SAS joined SkyTeam: what it means for your EuroBonus points
If you collected EuroBonus points years ago and are only now coming back to use them, the biggest change you missed is this: in September 2024 SAS left Star Alliance and joined SkyTeam. Your points are the same. The airlines you can spend them on are not.
What actually changed
EuroBonus points are still EuroBonus points. Your balance did not change, your status did not reset because of the switch, and SAS flights work as before.
What changed is the partner network. When SAS was in Star Alliance, you could redeem points on partners like Lufthansa, United and Singapore Airlines. That door is closed. SAS is now a SkyTeam member, so your partner redemptions go through SkyTeam carriers instead.
The new partners worth knowing
SkyTeam opens up a different and, for some destinations, better set of airlines. The ones most useful to a Scandinavian traveler:
- Air France and KLM, which between them blanket Europe and fly long-haul out of Paris and Amsterdam, both easy connections from the Nordics.
- Delta, for getting across the United States.
- Virgin Atlantic, useful for the UK and transatlantic routes.
- Korean Air, for Asia.
- ITA Airways, for Italy and onward.
There are more, but those are the names you will reach for most often.
Why this is good news, mostly
SkyTeam gives Nordic flyers strong options into Paris and Amsterdam, two of the best-connected hubs in Europe. For long-haul in particular, routing through CDG or AMS on Air France or KLM can open up award space that SAS alone does not offer. Premium Economy on partner awards also became bookable online in 2026, which used to require a phone call.
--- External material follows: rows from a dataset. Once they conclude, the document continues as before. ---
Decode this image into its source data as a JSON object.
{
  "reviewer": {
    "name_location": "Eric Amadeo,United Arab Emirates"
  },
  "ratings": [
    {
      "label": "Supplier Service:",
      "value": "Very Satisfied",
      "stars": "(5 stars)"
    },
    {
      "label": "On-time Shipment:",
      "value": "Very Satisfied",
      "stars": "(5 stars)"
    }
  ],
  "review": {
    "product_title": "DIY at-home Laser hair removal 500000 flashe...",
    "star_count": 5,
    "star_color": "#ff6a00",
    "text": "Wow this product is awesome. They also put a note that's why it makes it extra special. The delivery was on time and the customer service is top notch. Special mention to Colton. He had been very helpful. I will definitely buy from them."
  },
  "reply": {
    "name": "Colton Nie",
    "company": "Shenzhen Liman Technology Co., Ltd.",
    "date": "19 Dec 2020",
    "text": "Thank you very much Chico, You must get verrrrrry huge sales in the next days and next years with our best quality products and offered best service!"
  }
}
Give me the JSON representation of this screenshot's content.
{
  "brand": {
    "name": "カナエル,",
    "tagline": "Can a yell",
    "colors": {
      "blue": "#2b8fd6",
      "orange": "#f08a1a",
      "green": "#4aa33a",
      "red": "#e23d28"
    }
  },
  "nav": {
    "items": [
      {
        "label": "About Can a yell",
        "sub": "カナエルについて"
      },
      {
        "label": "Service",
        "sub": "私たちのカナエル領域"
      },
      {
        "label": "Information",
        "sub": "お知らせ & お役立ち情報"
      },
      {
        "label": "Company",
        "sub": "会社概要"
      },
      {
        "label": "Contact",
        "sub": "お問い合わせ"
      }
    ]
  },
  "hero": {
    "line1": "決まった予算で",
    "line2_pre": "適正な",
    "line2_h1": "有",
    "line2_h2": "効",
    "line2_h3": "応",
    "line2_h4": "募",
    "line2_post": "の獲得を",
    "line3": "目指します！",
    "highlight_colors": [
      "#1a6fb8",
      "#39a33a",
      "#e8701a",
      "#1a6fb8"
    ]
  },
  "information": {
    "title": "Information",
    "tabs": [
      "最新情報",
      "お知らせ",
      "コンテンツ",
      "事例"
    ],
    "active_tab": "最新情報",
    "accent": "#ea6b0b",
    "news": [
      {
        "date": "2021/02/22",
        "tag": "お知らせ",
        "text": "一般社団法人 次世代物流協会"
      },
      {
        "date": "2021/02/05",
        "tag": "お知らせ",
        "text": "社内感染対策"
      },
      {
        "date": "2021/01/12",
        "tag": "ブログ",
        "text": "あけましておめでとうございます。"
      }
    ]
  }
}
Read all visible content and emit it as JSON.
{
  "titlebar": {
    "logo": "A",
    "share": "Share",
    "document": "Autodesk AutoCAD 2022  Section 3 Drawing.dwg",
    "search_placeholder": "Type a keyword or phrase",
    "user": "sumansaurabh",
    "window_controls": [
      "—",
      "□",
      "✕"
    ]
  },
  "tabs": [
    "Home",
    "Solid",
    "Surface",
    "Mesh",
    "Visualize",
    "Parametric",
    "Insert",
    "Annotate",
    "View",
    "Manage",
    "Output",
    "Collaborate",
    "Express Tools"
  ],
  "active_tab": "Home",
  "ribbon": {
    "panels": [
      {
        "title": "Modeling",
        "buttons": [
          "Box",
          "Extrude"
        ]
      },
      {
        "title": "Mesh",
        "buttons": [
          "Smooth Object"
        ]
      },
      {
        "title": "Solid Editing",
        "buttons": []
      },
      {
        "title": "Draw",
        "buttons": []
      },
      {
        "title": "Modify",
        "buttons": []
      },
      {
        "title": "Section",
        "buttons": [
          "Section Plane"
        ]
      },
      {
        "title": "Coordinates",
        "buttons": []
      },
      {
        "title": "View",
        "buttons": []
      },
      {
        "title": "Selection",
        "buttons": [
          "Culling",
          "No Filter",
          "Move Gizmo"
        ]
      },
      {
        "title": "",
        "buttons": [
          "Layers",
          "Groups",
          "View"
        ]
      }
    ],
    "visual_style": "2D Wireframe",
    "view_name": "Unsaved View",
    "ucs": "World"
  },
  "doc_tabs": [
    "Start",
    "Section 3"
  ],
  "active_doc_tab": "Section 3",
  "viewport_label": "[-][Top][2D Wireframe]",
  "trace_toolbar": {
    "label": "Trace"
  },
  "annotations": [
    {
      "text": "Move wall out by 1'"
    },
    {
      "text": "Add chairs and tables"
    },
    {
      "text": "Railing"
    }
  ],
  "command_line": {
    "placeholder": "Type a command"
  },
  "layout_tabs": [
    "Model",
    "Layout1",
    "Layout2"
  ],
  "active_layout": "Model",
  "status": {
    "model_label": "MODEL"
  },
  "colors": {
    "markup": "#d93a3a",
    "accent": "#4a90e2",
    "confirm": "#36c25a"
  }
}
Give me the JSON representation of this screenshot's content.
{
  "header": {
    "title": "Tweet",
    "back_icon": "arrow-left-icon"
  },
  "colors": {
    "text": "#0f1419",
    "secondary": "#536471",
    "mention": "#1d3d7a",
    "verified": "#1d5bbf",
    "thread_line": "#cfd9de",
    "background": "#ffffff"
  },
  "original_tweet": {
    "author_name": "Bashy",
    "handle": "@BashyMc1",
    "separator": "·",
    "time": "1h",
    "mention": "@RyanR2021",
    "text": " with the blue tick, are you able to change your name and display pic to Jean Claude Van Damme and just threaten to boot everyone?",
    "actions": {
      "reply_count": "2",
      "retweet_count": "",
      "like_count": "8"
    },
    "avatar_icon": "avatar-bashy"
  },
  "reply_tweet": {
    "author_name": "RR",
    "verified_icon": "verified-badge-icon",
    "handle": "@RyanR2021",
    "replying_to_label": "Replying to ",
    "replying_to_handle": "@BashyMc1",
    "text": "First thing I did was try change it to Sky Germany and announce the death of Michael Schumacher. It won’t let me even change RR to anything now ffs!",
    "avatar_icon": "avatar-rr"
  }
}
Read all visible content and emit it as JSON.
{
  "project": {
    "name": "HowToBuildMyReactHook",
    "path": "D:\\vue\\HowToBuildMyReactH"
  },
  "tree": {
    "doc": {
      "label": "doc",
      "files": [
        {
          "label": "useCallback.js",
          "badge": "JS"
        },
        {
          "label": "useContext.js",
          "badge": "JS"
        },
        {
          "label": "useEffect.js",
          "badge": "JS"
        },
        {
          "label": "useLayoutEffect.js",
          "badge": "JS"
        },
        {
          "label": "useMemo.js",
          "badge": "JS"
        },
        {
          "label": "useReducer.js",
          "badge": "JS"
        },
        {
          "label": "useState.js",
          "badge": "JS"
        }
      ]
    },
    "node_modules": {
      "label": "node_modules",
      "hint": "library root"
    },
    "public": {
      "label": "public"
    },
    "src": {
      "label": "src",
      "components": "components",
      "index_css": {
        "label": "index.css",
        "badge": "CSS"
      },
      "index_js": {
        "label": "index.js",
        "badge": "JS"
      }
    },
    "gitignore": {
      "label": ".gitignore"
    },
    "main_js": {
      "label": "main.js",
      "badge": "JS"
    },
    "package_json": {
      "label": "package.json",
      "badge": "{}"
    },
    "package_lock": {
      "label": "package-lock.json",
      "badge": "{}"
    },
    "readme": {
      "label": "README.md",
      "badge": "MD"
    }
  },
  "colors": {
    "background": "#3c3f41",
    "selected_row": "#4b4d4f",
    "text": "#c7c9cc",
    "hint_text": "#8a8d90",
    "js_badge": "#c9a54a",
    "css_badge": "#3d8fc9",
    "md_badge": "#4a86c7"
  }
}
The honest downside is that partner award availability can be patchy and is not always shown clearly. Finding a good SkyTeam award seat takes more digging than a straight SAS flight.
How to actually find SkyTeam award space
This is the hard part, and it is exactly where a specialised tool helps. Bonussøk has a dedicated SkyTeam search for partner award seats, plus an interactive SkyTeam map that shows where you can actually get to on points across the whole network. If you are not sure where you want to go, the map is a good place to start because it turns the abstract question of partner availability into something you can see.
What to do now
If your points have been sitting idle since before the switch, do not assume your old plan still works. Forget Star Alliance, get familiar with Air France, KLM and Delta, and search SkyTeam availability directly. The points you saved are still good. They just fly under a different flag now.